Он миновал боярские подворья с высокими тесовыми заборами, верхушки теремов едва выглядывали среди зелени, золоченые затейливые петухи, поворотясь на восток, чуть поскрипывали. А вот и дом корзинщика, большого чудака и искусника, представился резными буквами на подзоре — ФЕДОРЪ, из раскрытых ворот несло винным духом ивовых прутьев, стоявших в мочиле — плоской яме с проточной водой, тут же валялись щемялки, чтобы снимать кору, струганые шины, сушился белый товар — бельевые, булочные корзины сквозного плетения и плотного, с крышками и без них. Много чего умел затейник Федор: подставку для цветов матери Евдокии Дмитриевны сплел — извивы и узоры, золоченые по клею, саночки игрушечные — младшим княжичам на забаву, даже беседку в княжеском саду из ивовых прутьев изладил с луковкой сквозной наверху.

Василий нарочно замедлял шаг, хотя нетерпение гнало его и торопило. В горле пересохло, как после долгой скачи. Он не отдавал себе отчета — к чему стремился сейчас и чего хотел?..

И вдруг, перебивая крепкий дух вымокшего тальника и кисловатый от сохнущих корзин, нанесло, успокаивая, и тревожа, и расслабляя, сладким запахом черемухи — неведомо откуда гуляющим ветерком нанесло, опахнуло, кружа голову, Василий обернулся, отыскивая глазами — где же она? Невесомо плыло над землей цветущее облако, сквозисто-белое и ровно гудящее от пчел и шмелей. Тонкая и бледная листва была почти невидима между душистых кистей, она лишь оттеняла вспененную белизну. «Как же я раньше-то не замечал всего этого? — спросил себя Василий. — Вот она, северная-то наша красота! Не колдовство, не чара — будто молитва, незнамо кем сложенная, никто ее не читал, не разучивал, как родился, так она тут в душе и была всегда».
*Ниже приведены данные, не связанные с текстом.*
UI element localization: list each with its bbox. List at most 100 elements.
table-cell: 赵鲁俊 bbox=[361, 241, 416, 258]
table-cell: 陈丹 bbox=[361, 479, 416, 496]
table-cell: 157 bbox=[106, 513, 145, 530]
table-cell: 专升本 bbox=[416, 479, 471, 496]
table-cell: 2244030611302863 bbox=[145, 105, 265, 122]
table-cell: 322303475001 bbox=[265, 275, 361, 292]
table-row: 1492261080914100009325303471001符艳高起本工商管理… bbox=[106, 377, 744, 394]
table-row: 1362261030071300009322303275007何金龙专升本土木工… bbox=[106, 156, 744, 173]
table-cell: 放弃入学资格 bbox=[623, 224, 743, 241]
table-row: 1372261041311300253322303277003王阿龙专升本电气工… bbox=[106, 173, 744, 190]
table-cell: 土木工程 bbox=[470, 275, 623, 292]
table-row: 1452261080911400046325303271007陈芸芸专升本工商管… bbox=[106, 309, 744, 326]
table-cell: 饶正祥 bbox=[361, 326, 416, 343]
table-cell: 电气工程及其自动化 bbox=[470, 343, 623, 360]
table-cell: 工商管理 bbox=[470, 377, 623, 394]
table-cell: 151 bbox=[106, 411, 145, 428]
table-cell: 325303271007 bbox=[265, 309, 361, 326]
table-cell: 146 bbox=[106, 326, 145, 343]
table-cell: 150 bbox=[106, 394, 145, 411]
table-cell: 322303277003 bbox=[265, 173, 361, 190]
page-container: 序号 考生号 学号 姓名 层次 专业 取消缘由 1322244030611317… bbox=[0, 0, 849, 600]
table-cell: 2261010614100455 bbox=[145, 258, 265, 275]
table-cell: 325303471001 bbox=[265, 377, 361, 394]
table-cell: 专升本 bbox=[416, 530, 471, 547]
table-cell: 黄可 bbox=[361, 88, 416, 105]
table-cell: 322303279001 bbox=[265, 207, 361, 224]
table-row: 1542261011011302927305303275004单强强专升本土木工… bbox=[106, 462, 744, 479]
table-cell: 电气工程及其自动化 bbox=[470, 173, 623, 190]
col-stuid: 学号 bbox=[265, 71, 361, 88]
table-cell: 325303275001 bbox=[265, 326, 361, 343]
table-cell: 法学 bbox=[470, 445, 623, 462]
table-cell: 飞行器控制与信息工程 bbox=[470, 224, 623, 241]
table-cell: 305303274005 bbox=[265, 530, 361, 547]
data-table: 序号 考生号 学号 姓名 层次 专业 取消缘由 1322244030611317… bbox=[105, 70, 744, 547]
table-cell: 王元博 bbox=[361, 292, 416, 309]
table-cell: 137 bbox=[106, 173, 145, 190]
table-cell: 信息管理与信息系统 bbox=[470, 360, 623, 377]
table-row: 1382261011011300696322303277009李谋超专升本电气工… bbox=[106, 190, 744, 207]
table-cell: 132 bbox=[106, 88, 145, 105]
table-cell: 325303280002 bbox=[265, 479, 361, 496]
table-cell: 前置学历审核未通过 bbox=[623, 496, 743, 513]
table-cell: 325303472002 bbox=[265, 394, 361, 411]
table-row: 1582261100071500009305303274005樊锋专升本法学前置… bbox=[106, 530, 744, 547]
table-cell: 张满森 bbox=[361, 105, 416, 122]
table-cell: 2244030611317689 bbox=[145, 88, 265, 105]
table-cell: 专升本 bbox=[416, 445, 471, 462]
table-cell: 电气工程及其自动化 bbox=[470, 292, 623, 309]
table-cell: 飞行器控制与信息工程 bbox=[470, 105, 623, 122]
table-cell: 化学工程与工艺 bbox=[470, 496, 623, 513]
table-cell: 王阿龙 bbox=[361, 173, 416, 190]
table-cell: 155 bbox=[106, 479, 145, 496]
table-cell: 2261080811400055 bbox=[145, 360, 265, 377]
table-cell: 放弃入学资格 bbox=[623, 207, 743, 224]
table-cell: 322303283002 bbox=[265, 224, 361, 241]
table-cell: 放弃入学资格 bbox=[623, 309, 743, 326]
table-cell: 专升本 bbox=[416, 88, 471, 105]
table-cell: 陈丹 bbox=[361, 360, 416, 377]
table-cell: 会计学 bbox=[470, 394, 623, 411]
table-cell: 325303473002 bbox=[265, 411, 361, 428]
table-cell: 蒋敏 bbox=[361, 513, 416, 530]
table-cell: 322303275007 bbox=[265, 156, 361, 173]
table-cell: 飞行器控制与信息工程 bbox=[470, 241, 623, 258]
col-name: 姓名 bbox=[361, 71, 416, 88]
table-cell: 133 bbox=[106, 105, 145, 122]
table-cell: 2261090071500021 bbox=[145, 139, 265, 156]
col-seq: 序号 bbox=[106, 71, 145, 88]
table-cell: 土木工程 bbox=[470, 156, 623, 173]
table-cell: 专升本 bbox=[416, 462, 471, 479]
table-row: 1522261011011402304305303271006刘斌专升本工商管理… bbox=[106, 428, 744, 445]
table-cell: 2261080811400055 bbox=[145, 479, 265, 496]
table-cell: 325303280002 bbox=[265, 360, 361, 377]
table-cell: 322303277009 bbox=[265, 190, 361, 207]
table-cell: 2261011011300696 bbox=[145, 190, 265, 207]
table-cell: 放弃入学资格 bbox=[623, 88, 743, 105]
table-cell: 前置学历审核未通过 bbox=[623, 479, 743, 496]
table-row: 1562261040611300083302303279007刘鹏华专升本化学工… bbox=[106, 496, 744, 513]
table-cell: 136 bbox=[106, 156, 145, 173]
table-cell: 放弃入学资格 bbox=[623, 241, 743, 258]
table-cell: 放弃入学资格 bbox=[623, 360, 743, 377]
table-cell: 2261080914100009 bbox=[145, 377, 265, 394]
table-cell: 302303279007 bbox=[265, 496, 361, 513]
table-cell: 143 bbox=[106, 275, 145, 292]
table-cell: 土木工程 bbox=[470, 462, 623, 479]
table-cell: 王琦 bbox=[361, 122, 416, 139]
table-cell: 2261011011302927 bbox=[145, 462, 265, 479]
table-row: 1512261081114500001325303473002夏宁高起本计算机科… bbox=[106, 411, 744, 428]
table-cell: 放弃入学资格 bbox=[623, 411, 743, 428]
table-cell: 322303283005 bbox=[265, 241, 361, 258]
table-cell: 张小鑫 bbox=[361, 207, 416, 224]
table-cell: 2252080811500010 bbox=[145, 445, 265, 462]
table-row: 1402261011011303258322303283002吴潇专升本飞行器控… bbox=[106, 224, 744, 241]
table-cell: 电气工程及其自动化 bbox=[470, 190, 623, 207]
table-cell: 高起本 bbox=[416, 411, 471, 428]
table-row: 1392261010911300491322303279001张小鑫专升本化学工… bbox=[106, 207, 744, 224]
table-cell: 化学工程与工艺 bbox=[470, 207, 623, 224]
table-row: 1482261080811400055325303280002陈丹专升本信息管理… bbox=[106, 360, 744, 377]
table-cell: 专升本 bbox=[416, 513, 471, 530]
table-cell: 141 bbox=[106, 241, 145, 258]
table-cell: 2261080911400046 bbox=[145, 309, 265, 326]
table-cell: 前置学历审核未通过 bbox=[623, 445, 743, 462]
Девушки в венках шли в поле заламывать березку. Проходя мимо кремлевого дерева и завидев притаившегося под его сенью княжича, девки прихорашивались, игриво поводили глазами, а потом, будто вовсе и не замечая никого, стали играть песню про воробья:

У воробушки головушка болела.

— Ох, как болела! — Одна из самых бойких девок схватилась руками за голову и качала ею, морщась, изображая страдания воробья.

Так болела, вот так болела, этак болела!

У воробушки сердечушко щемило.

Так щемило, вот так щемило, этак щемило!

— Ох, как щемило! — подхватив себя под высокой грудью, девка постаралась изобразить и сердечный недуг. — Так щемило, вот так щемило, этак щемило!

У воробушки спинушка болела,

Ох, как болела!

— Так болела, вот так болела, этак болела! — девки спускались к реке, и до Василия еще долго долетали их звонкие веселые голоса:

У воробушки рученьки болели,

Ой, как болели!

Так болели, вот так болели, этак болели!

Уж стал воробей приседати,

Вот так приседати, так приседати, этак приседати.

Захотел воробей перемены,

Вот как перемены,

Так перемены, вот так перемены, этак перемены.

Залюбовавшись нарядным хороводом, Василий и не заметил, как подошла Янга. Он даже вздрогнул, когда услышал за спиной ее голос:

— А ты, княжич, не воробушек ведь, ты не хочешь перемены?

Он не нашелся, что ответить, да и не захотел, о другом заговорил. О том, что связывало их в детстве, легче было говорить, проще.

— Смотри, Янга, ведь это наш дубок вылез! Помнишь, мы с тобой желудь посадили? Два года…

— Нет, три.

— Да-а? Три года в земле пролежал и не сгнил, проклюнулся все-таки.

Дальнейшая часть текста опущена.